Harry did his best not to snort that his father was simply attempting to save face.

"So," Harry cleared his throat, "Is it alright if I go?"

Robin jerked his head and lifted his cigar, "Go ahead." He winked and fake-whispered, "I caught a few birds the first time I made it to Atlanta." Robin cocked his head to the side, "Make me proud, son."

Not bothering to explain to his father that there was absolutely no chance of him picking up a woman, Harry gave a slightly disjointed salute and walked towards the front door. There was a slight niggling feeling inside of his chest at the idea that the other two men might find company in a pretty girl or two during the trip. His hand gripped the doorknob and he pushed the door open with more vigor than necessary.

****

"Guess who I saw makin' rounds out there," Niall drawled out as a form of greeting once Harry made it backstage.

Harry tipped back his scotch, swallowing the tawny liquid before smacking his lips. He shrugged and widened his eyes, silently beckoning Niall to come out with it. Since Harry had met Louis, he started to feel himself pull away from the friendship he had cultivated with Niall. Something seemed unnervingly unauthentic and it was an almost tangible shift inside of his gut. He felt as if he was merely playing a charade during their conversations and for once, Harry allowed himself to crave for the taste of something more.

"Y'know, that pretty little thing that's been chasin' you 'round?"

Beryl irises surged to the forefront of his mind, stinging his synapses with an unnerving force of finality. Blue blended into the course of the Milky Way, swirling in an imperfect imitation of budding seafoam along crashing waves. It was a pigment that plummeted deeper than the ocean itself and rivaled the opalescent glimmer of extraterrestrial constellations.

A roll of nausea plunged his heart into frenetic palpitations as realization placed who the color belonged to.

Harry's throat painfully clenched and he shook his head, sweat budding along the nape of his neck. The empty glass slipped from his limp grip and clashed against wooden floorboards. Blood rushed to his ears, painting his hearing in a roaring veil of discombobulation. Niall gaped at him in disbelief before he promptly rattled off a slew of verbalization. Harry watched the other man's mouth form words, but he couldn't register a single one of them.

His eyes pinched shut and a helpless mewl nearly poured from his lips as Louis' face materialized behind his eyelids. Ragged breaths mimicked the jagged pieces of glass along the ground; broken and irrevocably shattered. Bodies were shuffling around him to clean the broken glass, but he was the one that truly needed to be tended to. Harry felt as if he was mutedly suffocating inside of the turbulent stars that had offered solace a mere moment prior.

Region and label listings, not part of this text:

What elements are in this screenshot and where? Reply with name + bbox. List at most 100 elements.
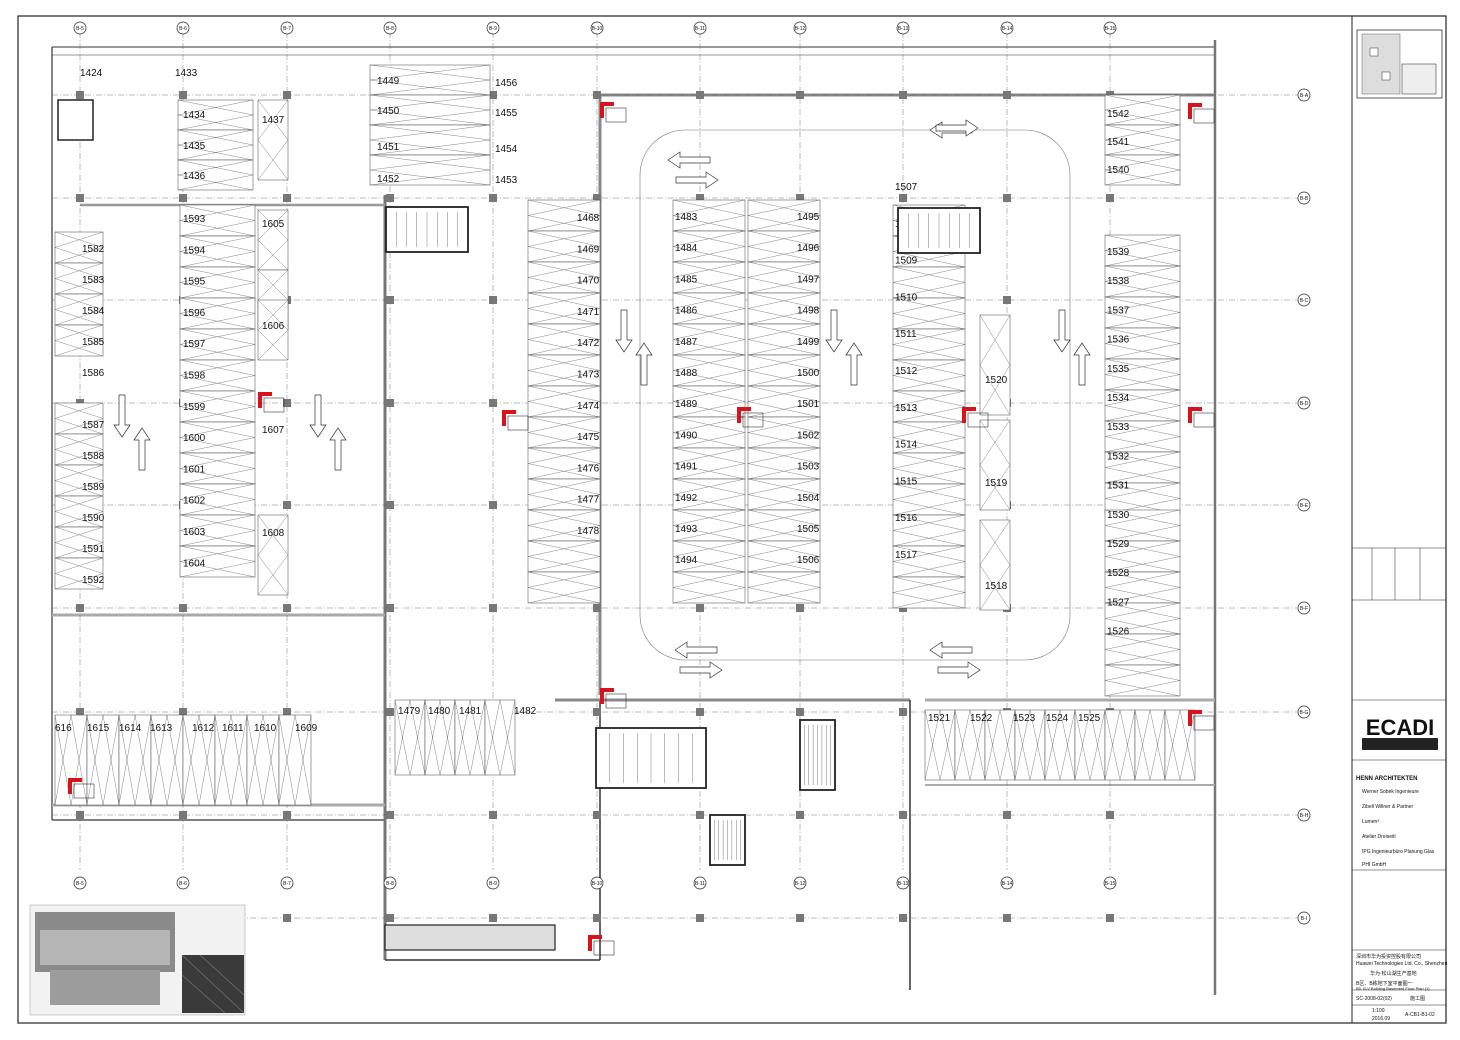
space-number: 1605 <box>262 219 285 230</box>
space-number: 1525 <box>1078 713 1101 724</box>
grid-row-label: B-G <box>1300 710 1309 716</box>
space-number: 1493 <box>675 524 698 535</box>
space-number: 1599 <box>183 402 206 413</box>
space-number: 1454 <box>495 144 518 155</box>
space-number: 1481 <box>459 706 482 717</box>
space-number: 1471 <box>577 307 600 318</box>
parking-stall <box>1104 482 1181 515</box>
space-number: 1601 <box>183 464 206 475</box>
arrow-up-icon <box>133 427 151 471</box>
parking-stall <box>527 571 601 604</box>
grid-col-label-top: B-9 <box>489 26 497 32</box>
parking-stall <box>672 416 746 449</box>
space-number: 1450 <box>377 106 400 117</box>
fire-hydrant-icon <box>258 392 272 408</box>
arrow-left-icon <box>929 641 973 659</box>
parking-stall <box>454 699 486 776</box>
space-number: 1482 <box>514 706 537 717</box>
parking-stall <box>179 545 256 578</box>
parking-stall <box>672 354 746 387</box>
space-number: 1584 <box>82 306 105 317</box>
space-number: 1610 <box>254 723 277 734</box>
parking-stall <box>527 354 601 387</box>
parking-stall <box>1104 664 1181 697</box>
space-number: 1582 <box>82 244 105 255</box>
space-number: 1478 <box>577 526 600 537</box>
space-number: 1523 <box>1013 713 1036 724</box>
space-number: 1534 <box>1107 393 1130 404</box>
space-number: 1615 <box>87 723 110 734</box>
tb-client-en: Huawei Technologies Ltd. Co., Shenzhen <box>1356 961 1448 967</box>
space-number: 1539 <box>1107 247 1130 258</box>
grid-row-label: B-E <box>1300 503 1309 509</box>
space-number: 1532 <box>1107 451 1130 462</box>
space-number: 1473 <box>577 370 600 381</box>
parking-stall <box>892 576 966 609</box>
grid-col-label-bottom: B-15 <box>1105 881 1116 887</box>
tb-architect: HENN ARCHITEKTEN <box>1356 776 1417 782</box>
space-labels: 1582158315841585158615871588158915901591… <box>55 68 1130 734</box>
space-number: 1502 <box>797 430 820 441</box>
parking-stall <box>179 514 256 547</box>
arrow-right-icon <box>675 171 719 189</box>
space-number: 1591 <box>82 544 105 555</box>
grid-row-label: B-F <box>1300 606 1308 612</box>
space-number: 1612 <box>192 723 215 734</box>
parking-stall <box>672 261 746 294</box>
space-number: 1529 <box>1107 539 1130 550</box>
space-number: 1507 <box>895 182 918 193</box>
fire-hydrant-icon <box>1188 407 1202 423</box>
space-number: 1527 <box>1107 597 1130 608</box>
tb-mep: Zibell Willner & Partner <box>1362 804 1413 810</box>
grid-col-label-bottom: B-5 <box>76 881 84 887</box>
space-number: 616 <box>55 723 72 734</box>
space-number: 1509 <box>895 256 918 267</box>
key-plan-thumbnail <box>29 904 246 1016</box>
space-number: 1530 <box>1107 510 1130 521</box>
grid-col-label-top: B-6 <box>179 26 187 32</box>
parking-stall <box>54 495 104 528</box>
parking-stall <box>1104 154 1181 186</box>
space-number: 1436 <box>183 171 206 182</box>
fire-hydrant-icon <box>962 407 976 423</box>
space-number: 1592 <box>82 575 105 586</box>
arrow-right-icon <box>935 119 979 137</box>
parking-stall <box>979 419 1011 511</box>
space-number: 1433 <box>175 68 198 79</box>
space-number: 1608 <box>262 528 285 539</box>
space-number: 1540 <box>1107 165 1130 176</box>
grid-col-label-bottom: B-13 <box>898 881 909 887</box>
parking-stall <box>54 464 104 497</box>
parking-stall <box>1104 94 1181 126</box>
space-number: 1504 <box>797 493 820 504</box>
parking-stall <box>892 359 966 392</box>
space-number: 1522 <box>970 713 993 724</box>
fire-hydrant-icon <box>600 688 614 704</box>
tb-physics: PHI GmbH <box>1362 862 1387 868</box>
space-number: 1519 <box>985 478 1008 489</box>
space-number: 1515 <box>895 476 918 487</box>
parking-stall <box>672 292 746 325</box>
parking-stall <box>1104 389 1181 422</box>
space-number: 1521 <box>928 713 951 724</box>
space-number: 1593 <box>183 214 206 225</box>
space-number: 1480 <box>428 706 451 717</box>
space-number: 1475 <box>577 432 600 443</box>
fire-hydrant-cabinets <box>68 102 1215 956</box>
ecadi-logo: ECADI <box>1366 715 1434 740</box>
space-number: 1455 <box>495 108 518 119</box>
parking-stall <box>984 709 1016 781</box>
grid-col-label-bottom: B-14 <box>1002 881 1013 887</box>
tb-structural: Werner Sobek Ingenieure <box>1362 789 1419 795</box>
space-number: 1469 <box>577 244 600 255</box>
grid-col-label-bottom: B-7 <box>283 881 291 887</box>
grid-col-label-top: B-11 <box>695 26 705 32</box>
parking-stalls <box>54 64 1196 806</box>
fire-hydrant-icon <box>68 778 82 794</box>
grid-col-label-bottom: B-10 <box>592 881 603 887</box>
parking-stall <box>747 230 821 263</box>
space-number: 1516 <box>895 513 918 524</box>
parking-stall <box>1104 602 1181 635</box>
parking-stall <box>892 266 966 299</box>
tb-landscape: Atelier Dreiseitl <box>1362 834 1396 840</box>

Niall kneeled down to pick up shards of glass and disbelievingly panted, "Christ, Harry, Faye ain't bad enough to go an' smash the good glasses."

"I -"

"You gotta man up sooner or later, pal," Niall barreled on, chucking the shards into a nearby bin.

Harry scrubbed a palm over his face, wiping away a layer of sheen. He barely gasped out, "I need air," before he pushed his way through other musicians.

Niall's voice boomed from behind him, "Better be back an' right in twenty, Styles!"

He waved a hand over his shoulder and darted from behind the thick curtain. The compilation of conversations from the club's patrons filled his ears, shooting his pulse to a nearly manic rate. Harry's fingers were violently trembling as he blindly weaved through the crowd. A slender hand gripped the sleeve of his jacket and Harry nearly threw his elbow back into the other person, partially expecting it to be Faye.